For instance, your accountant may have ideas to fine tune your invoicing system that will improve how quickly invoices go out. You’ve gathered vital information on a key process that impacts cash flow and can work with the accounting team to set defined, realistic goals for improvement.

Step 4: Be open to change

It can be difficult to admit when an investment in the business or a new process isn’t working and needs to be changed. It’s especially hard when large amounts of time and money have been spent.

But, if you’re committed to better productivity, it’s important to recognize failure and take steps to correct the situation.

Consider that open office you invested in just three years ago. Everyone loved the idea of more natural light and casual gathering spaces. But is the reality of working with no walls killing employee productivity? Has coworker conflict increased?

Rather than digging in your heels and insisting your employees work in an unproductive environment, offer solutions to appease their concerns. Maybe a third of your employees need walled offices for quiet, while others thrive in the open spaces.

Maybe those casual gathering places need walls so impromptu meetings don’t disturb the whole office. Being open to change will improve productivity.

Step 5: Trust your people

Trust is probably the most important element needed to improve employee performance. Employees want to feel like their leader trusts them to perform the assigned tasks to the best of their ability.

A strong manager sets clear standards, communicates goals and removes roadblocks. But they also trust their staff to accomplish what needs to be done. If you feel like a glorified babysitter, consider whether the real problem is your micromanagement.

Say Taylor comes in at 9:15 a.m. rather than 9:00. Do you write her up for tardiness? Or, do you stop to remember that you were copied on a batch of client emails she spent an hour answering from home before coming into the office?

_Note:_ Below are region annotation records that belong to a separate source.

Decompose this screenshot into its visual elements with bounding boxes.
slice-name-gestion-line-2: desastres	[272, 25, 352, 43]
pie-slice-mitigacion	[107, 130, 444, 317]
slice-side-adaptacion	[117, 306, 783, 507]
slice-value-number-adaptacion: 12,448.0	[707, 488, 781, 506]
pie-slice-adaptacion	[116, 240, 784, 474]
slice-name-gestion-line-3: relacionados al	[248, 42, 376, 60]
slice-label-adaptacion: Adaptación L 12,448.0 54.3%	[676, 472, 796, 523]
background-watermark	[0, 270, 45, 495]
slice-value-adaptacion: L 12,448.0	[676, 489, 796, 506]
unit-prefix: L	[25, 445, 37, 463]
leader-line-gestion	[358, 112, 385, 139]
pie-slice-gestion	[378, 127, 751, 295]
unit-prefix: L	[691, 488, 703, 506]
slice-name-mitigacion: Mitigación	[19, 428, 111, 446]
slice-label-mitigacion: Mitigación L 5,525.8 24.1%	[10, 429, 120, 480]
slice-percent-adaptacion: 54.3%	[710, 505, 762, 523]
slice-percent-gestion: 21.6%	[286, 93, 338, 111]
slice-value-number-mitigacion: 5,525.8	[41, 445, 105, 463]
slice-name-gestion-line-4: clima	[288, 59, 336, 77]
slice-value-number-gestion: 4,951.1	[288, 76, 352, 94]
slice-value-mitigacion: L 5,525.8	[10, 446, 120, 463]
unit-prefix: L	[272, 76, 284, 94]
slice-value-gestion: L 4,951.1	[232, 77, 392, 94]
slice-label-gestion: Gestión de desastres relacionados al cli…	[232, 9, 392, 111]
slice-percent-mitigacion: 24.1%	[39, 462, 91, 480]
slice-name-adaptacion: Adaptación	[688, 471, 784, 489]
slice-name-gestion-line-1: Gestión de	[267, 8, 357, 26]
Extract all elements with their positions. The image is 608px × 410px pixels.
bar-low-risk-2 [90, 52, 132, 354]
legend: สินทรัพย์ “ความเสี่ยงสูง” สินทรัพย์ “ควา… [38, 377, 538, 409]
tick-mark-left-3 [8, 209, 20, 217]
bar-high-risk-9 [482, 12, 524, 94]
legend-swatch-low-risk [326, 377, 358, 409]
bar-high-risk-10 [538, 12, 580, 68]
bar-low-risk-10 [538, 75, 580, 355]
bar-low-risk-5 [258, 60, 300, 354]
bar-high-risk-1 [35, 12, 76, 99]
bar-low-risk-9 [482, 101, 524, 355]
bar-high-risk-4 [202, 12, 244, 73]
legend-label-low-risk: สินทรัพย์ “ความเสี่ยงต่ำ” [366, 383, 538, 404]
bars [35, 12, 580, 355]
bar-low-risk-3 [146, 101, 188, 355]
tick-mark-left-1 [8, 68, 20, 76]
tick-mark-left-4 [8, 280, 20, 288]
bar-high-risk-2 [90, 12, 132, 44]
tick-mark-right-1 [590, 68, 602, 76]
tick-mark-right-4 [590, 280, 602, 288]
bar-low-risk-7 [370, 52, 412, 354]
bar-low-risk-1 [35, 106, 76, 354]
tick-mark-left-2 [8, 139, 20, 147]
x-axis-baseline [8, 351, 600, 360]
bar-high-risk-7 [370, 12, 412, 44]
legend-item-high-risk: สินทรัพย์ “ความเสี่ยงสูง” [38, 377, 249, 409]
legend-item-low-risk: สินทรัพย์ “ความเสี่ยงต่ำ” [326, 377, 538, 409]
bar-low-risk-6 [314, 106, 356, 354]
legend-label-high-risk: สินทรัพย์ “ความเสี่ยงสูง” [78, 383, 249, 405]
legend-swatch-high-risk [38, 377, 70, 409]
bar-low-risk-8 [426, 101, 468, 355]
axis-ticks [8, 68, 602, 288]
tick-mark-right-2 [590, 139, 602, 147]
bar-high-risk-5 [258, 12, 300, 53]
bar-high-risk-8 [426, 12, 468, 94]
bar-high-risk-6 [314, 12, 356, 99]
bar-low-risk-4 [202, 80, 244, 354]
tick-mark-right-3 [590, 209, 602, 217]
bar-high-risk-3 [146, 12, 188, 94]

Some managers find it hard to look at the quality and quantity of someone’s work, rather than whether the person is sitting at their desk at 9 a.m. sharp. However, if you focus on the work getting done, you’ll find that trust is the foolproof productivity hack you’ve been looking for.

Step 6: Review the basics

Business trends ebb and flow over time, but the basics of good management don’t change. This requires that you pay attention to the most common reasons why productivity suffers:

  • Do employees attend meetings all day, leaving no time to get work done? Can some meetings be eliminated? Can you give employees permission to skip meetings if they have a more pressing deadline?
  • Do multiple meetings leave staff with blocks of time too brief to get meaningful work accomplished?
  • Are employees thanked for their hard work and accomplishments?
  • Does your staff have the equipment and training that they need?
  • Are your productivity apps really helping?
  • Does your onboarding process support a new employee’s ability to ramp up quickly?
  • Are you measuring the right things?

A solid internal review of your own work habits, combined with a review of team productivity, can spur year-long results for you and everyone around you.